The cgi-bin is a folder set up for scripts ( such as a guestbook etc... Probably set up to handle .cgi, .pl files and perhaps others).

The wp-*** folders deal with word press apparently.

But before you spend too much time on it, you should get them to check the set_up/configuration for security issues ... PM sent.


----------



## motdaugrnds (Jul 3, 2002)

Got your PM and found it very helpful.

You suggested I, "...get them to check the set_up/configuration for security issues..." Who is "them"? FileZilla or BlueHost? How would such a question be worded so they would understand?


----------



## John_Canada (Aug 17, 2013)

Most of those where setup when you placed a WP site there. CGI is there to handle scripting and can be left alone. There is likely a file called htacess as well which you should leave along unless u know what it does. Your index.html or index.php needs to be in place for the user to land on something.
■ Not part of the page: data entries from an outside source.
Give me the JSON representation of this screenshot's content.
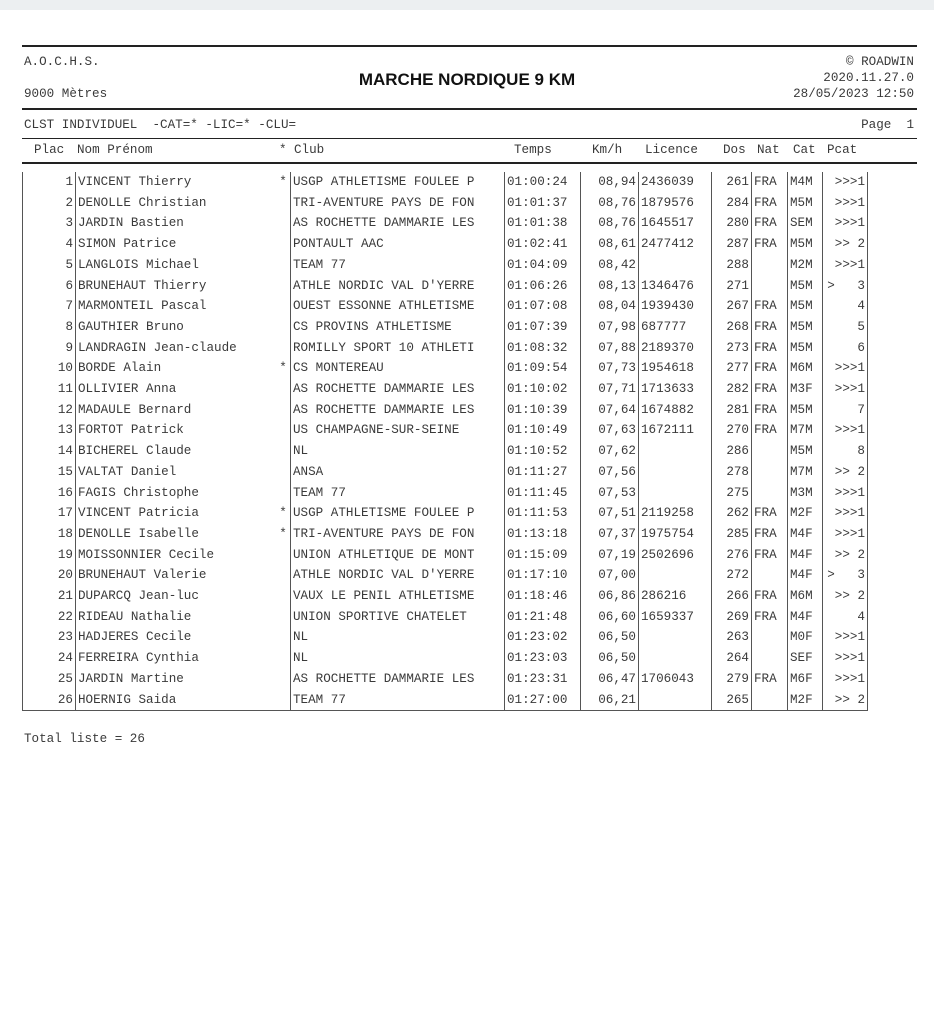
{
  "header": {
    "org": "A.O.C.H.S.",
    "distance": "9000 Mètres",
    "title": "MARCHE NORDIQUE 9 KM",
    "copyright": "© ROADWIN",
    "version": "2020.11.27.0",
    "datetime": "28/05/2023 12:50"
  },
  "subheader": {
    "filter": "CLST INDIVIDUEL  -CAT=* -LIC=* -CLU=",
    "page": "Page  1"
  },
  "columns": {
    "plac": "Plac",
    "name": "Nom Prénom",
    "star": "*",
    "club": "Club",
    "temps": "Temps",
    "kmh": "Km/h",
    "licence": "Licence",
    "dos": "Dos",
    "nat": "Nat",
    "cat": "Cat",
    "pcat": "Pcat"
  },
  "rows": [
    [
      "1",
      "VINCENT Thierry",
      "*",
      "USGP ATHLETISME FOULEE P",
      "01:00:24",
      "08,94",
      "2436039",
      "261",
      "FRA",
      "M4M",
      ">>>1"
    ],
    [
      "2",
      "DENOLLE Christian",
      "",
      "TRI-AVENTURE PAYS DE FON",
      "01:01:37",
      "08,76",
      "1879576",
      "284",
      "FRA",
      "M5M",
      ">>>1"
    ],
    [
      "3",
      "JARDIN Bastien",
      "",
      "AS ROCHETTE DAMMARIE LES",
      "01:01:38",
      "08,76",
      "1645517",
      "280",
      "FRA",
      "SEM",
      ">>>1"
    ],
    [
      "4",
      "SIMON Patrice",
      "",
      "PONTAULT AAC",
      "01:02:41",
      "08,61",
      "2477412",
      "287",
      "FRA",
      "M5M",
      ">> 2"
    ],
    [
      "5",
      "LANGLOIS Michael",
      "",
      "TEAM 77",
      "01:04:09",
      "08,42",
      "",
      "288",
      "",
      "M2M",
      ">>>1"
    ],
    [
      "6",
      "BRUNEHAUT Thierry",
      "",
      "ATHLE NORDIC VAL D'YERRE",
      "01:06:26",
      "08,13",
      "1346476",
      "271",
      "",
      "M5M",
      ">   3"
    ],
    [
      "7",
      "MARMONTEIL Pascal",
      "",
      "OUEST ESSONNE ATHLETISME",
      "01:07:08",
      "08,04",
      "1939430",
      "267",
      "FRA",
      "M5M",
      "    4"
    ],
    [
      "8",
      "GAUTHIER Bruno",
      "",
      "CS PROVINS ATHLETISME",
      "01:07:39",
      "07,98",
      "687777",
      "268",
      "FRA",
      "M5M",
      "    5"
    ],
    [
      "9",
      "LANDRAGIN Jean-claude",
      "",
      "ROMILLY SPORT 10 ATHLETI",
      "01:08:32",
      "07,88",
      "2189370",
      "273",
      "FRA",
      "M5M",
      "    6"
    ],
    [
      "10",
      "BORDE Alain",
      "*",
      "CS MONTEREAU",
      "01:09:54",
      "07,73",
      "1954618",
      "277",
      "FRA",
      "M6M",
      ">>>1"
    ],
    [
      "11",
      "OLLIVIER Anna",
      "",
      "AS ROCHETTE DAMMARIE LES",
      "01:10:02",
      "07,71",
      "1713633",
      "282",
      "FRA",
      "M3F",
      ">>>1"
    ],
    [
      "12",
      "MADAULE Bernard",
      "",
      "AS ROCHETTE DAMMARIE LES",
      "01:10:39",
      "07,64",
      "1674882",
      "281",
      "FRA",
      "M5M",
      "    7"
    ],
    [
      "13",
      "FORTOT Patrick",
      "",
      "US CHAMPAGNE-SUR-SEINE",
      "01:10:49",
      "07,63",
      "1672111",
      "270",
      "FRA",
      "M7M",
      ">>>1"
    ],
    [
      "14",
      "BICHEREL Claude",
      "",
      "NL",
      "01:10:52",
      "07,62",
      "",
      "286",
      "",
      "M5M",
      "    8"
    ],
    [
      "15",
      "VALTAT Daniel",
      "",
      "ANSA",
      "01:11:27",
      "07,56",
      "",
      "278",
      "",
      "M7M",
      ">> 2"
    ],
    [
      "16",
      "FAGIS Christophe",
      "",
      "TEAM 77",
      "01:11:45",
      "07,53",
      "",
      "275",
      "",
      "M3M",
      ">>>1"
    ],
    [
      "17",
      "VINCENT Patricia",
      "*",
      "USGP ATHLETISME FOULEE P",
      "01:11:53",
      "07,51",
      "2119258",
      "262",
      "FRA",
      "M2F",
      ">>>1"
    ],
    [
      "18",
      "DENOLLE Isabelle",
      "*",
      "TRI-AVENTURE PAYS DE FON",
      "01:13:18",
      "07,37",
      "1975754",
      "285",
      "FRA",
      "M4F",
      ">>>1"
    ],
    [
      "19",
      "MOISSONNIER Cecile",
      "",
      "UNION ATHLETIQUE DE MONT",
      "01:15:09",
      "07,19",
      "2502696",
      "276",
      "FRA",
      "M4F",
      ">> 2"
    ],
    [
      "20",
      "BRUNEHAUT Valerie",
      "",
      "ATHLE NORDIC VAL D'YERRE",
      "01:17:10",
      "07,00",
      "",
      "272",
      "",
      "M4F",
      ">   3"
    ],
    [
      "21",
      "DUPARCQ Jean-luc",
      "",
      "VAUX LE PENIL ATHLETISME",
      "01:18:46",
      "06,86",
      "286216",
      "266",
      "FRA",
      "M6M",
      ">> 2"
    ],
    [
      "22",
      "RIDEAU Nathalie",
      "",
      "UNION SPORTIVE CHATELET",
      "01:21:48",
      "06,60",
      "1659337",
      "269",
      "FRA",
      "M4F",
      "    4"
    ],
    [
      "23",
      "HADJERES Cecile",
      "",
      "NL",
      "01:23:02",
      "06,50",
      "",
      "263",
      "",
      "M0F",
      ">>>1"
    ],
    [
      "24",
      "FERREIRA Cynthia",
      "",
      "NL",
      "01:23:03",
      "06,50",
      "",
      "264",
      "",
      "SEF",
      ">>>1"
    ],
    [
      "25",
      "JARDIN Martine",
      "",
      "AS ROCHETTE DAMMARIE LES",
      "01:23:31",
      "06,47",
      "1706043",
      "279",
      "FRA",
      "M6F",
      ">>>1"
    ],
    [
      "26",
      "HOERNIG Saida",
      "",
      "TEAM 77",
      "01:27:00",
      "06,21",
      "",
      "265",
      "",
      "M2F",
      ">> 2"
    ]
  ],
  "footer": {
    "total": "Total liste = 26"
  }
}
I would not worry so much about the FTP structure if you are using WP anyway. I have I think 25 different sites into that same directory and set it up on hostgators (bluehost's partner or something) side so you may consider that later.


----------



## motdaugrnds (Jul 3, 2002)

Thank you,
I finally understand what is going on with all the files showing in that FileZilla program. They have nothing to do with FileZilla but were files that got placed there in my efforts to understand how to work my account.

I now have it set up so all my html files are in a folder (still inside public_html directory) by themselves and all the WordPress folders are still loose in that public_html directory. All is working well and clean. .... whew!


----------